A recent Bloomberg View article (“Brazil Puts a Denier in Charge of Climate Change,” January 7) draws a sharp contrast between Brazilian President Dilma Rousseff’s September UN General Assembly reference to climate change as “one of the greatest challenges of our times” and a just-announced appointment to her cabinet. A slightly edited version of my “comment” to the article follows.
It appears that the President has selected a climate denier – Aldo Rebelo – as Brazil's minister of science and technology (the agency that has climate in its portfolio), a move that seems seriously misguided. Aside all else, Brazil's acknowledged emergence as a significant power – hemispherically and beyond – makes responsible political judgments a test of the country's claim to international respect. If this appointment threatens a politicization of climate science, Brazil fails that test decisively.

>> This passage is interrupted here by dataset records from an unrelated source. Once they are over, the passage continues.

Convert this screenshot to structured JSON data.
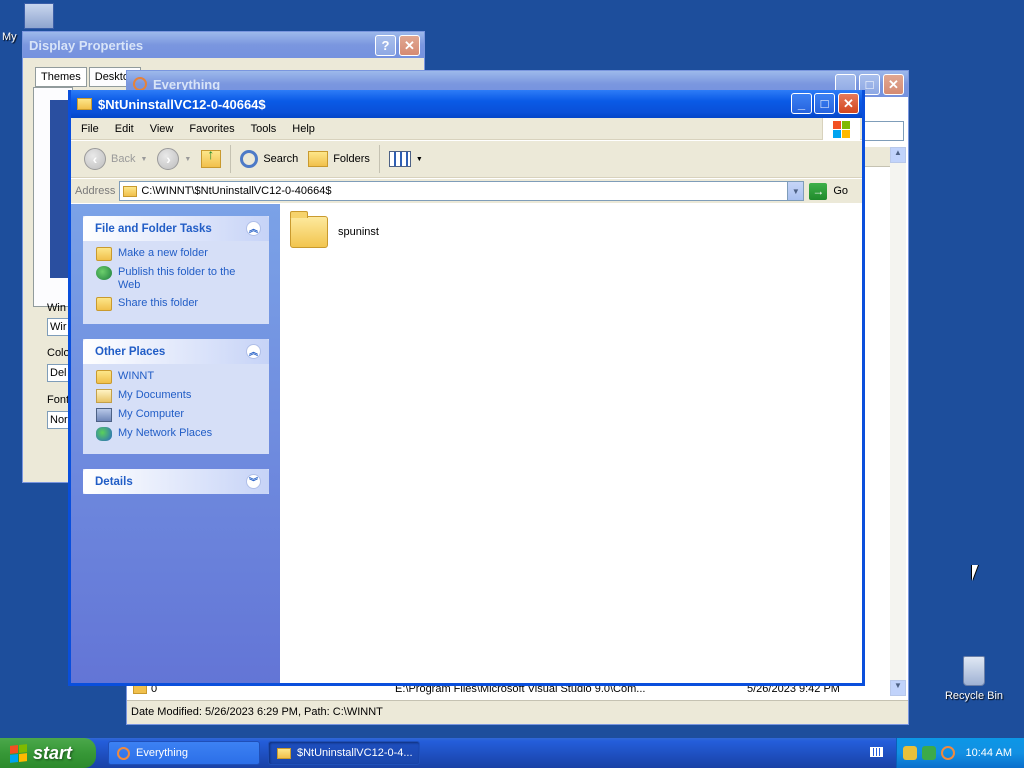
{
  "desktop": {
    "icons": [
      {
        "label": "My",
        "name": "my-computer"
      },
      {
        "label": "Recycle Bin",
        "name": "recycle-bin"
      }
    ]
  },
  "display_properties": {
    "title": "Display Properties",
    "tabs": [
      "Themes",
      "Desktop"
    ],
    "partial_labels": [
      "Win",
      "Colo",
      "Font"
    ],
    "partial_values": [
      "Wir",
      "Del",
      "Nor"
    ]
  },
  "everything_window": {
    "title": "Everything",
    "row": {
      "name": "0",
      "path": "E:\\Program Files\\Microsoft Visual Studio 9.0\\Com...",
      "date": "5/26/2023 9:42 PM"
    },
    "status": "Date Modified: 5/26/2023 6:29 PM, Path: C:\\WINNT"
  },
  "explorer": {
    "title": "$NtUninstallVC12-0-40664$",
    "menu": [
      "File",
      "Edit",
      "View",
      "Favorites",
      "Tools",
      "Help"
    ],
    "toolbar": {
      "back": "Back",
      "search": "Search",
      "folders": "Folders"
    },
    "address": {
      "label": "Address",
      "value": "C:\\WINNT\\$NtUninstallVC12-0-40664$",
      "go": "Go"
    },
    "panels": {
      "file_tasks": {
        "title": "File and Folder Tasks",
        "items": [
          "Make a new folder",
          "Publish this folder to the Web",
          "Share this folder"
        ]
      },
      "other_places": {
        "title": "Other Places",
        "items": [
          "WINNT",
          "My Documents",
          "My Computer",
          "My Network Places"
        ]
      },
      "details": {
        "title": "Details"
      }
    },
    "files": [
      {
        "name": "spuninst",
        "icon": "folder-icon"
      }
    ]
  },
  "taskbar": {
    "start": "start",
    "tasks": [
      {
        "label": "Everything",
        "active": false
      },
      {
        "label": "$NtUninstallVC12-0-4...",
        "active": true
      }
    ],
    "clock": "10:44 AM"
  }
}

But there is more. And it adds both irony and disillusionment to what, over a number of years, has pointed to a growing Brazilian policy-embrace of environmentally responsible growth. And no one embodies that record more than Dr. José Goldemberg – the Brazilian-born physicist who, both as a distinguished academic and public official, played a leading role in hosting the 1992 UN Conference on Environment and Development in Rio. Among many other distinctions, Goldemberg served as Rector of the University of Sao Paulo, Visiting Professor at Princeton, President of the Brazilian Association for the Advancement of Science, and co-recipient of the (US-based) Mitchell Prize for Sustainable Development.
That a tradition reflected in such contributions should, in effect, be so casually shrugged off with the appointment of a viscerally committed climate denier – one who appears to lack the interest or intellectual wherewithall to articulate the basis for such denial – is truly troubling.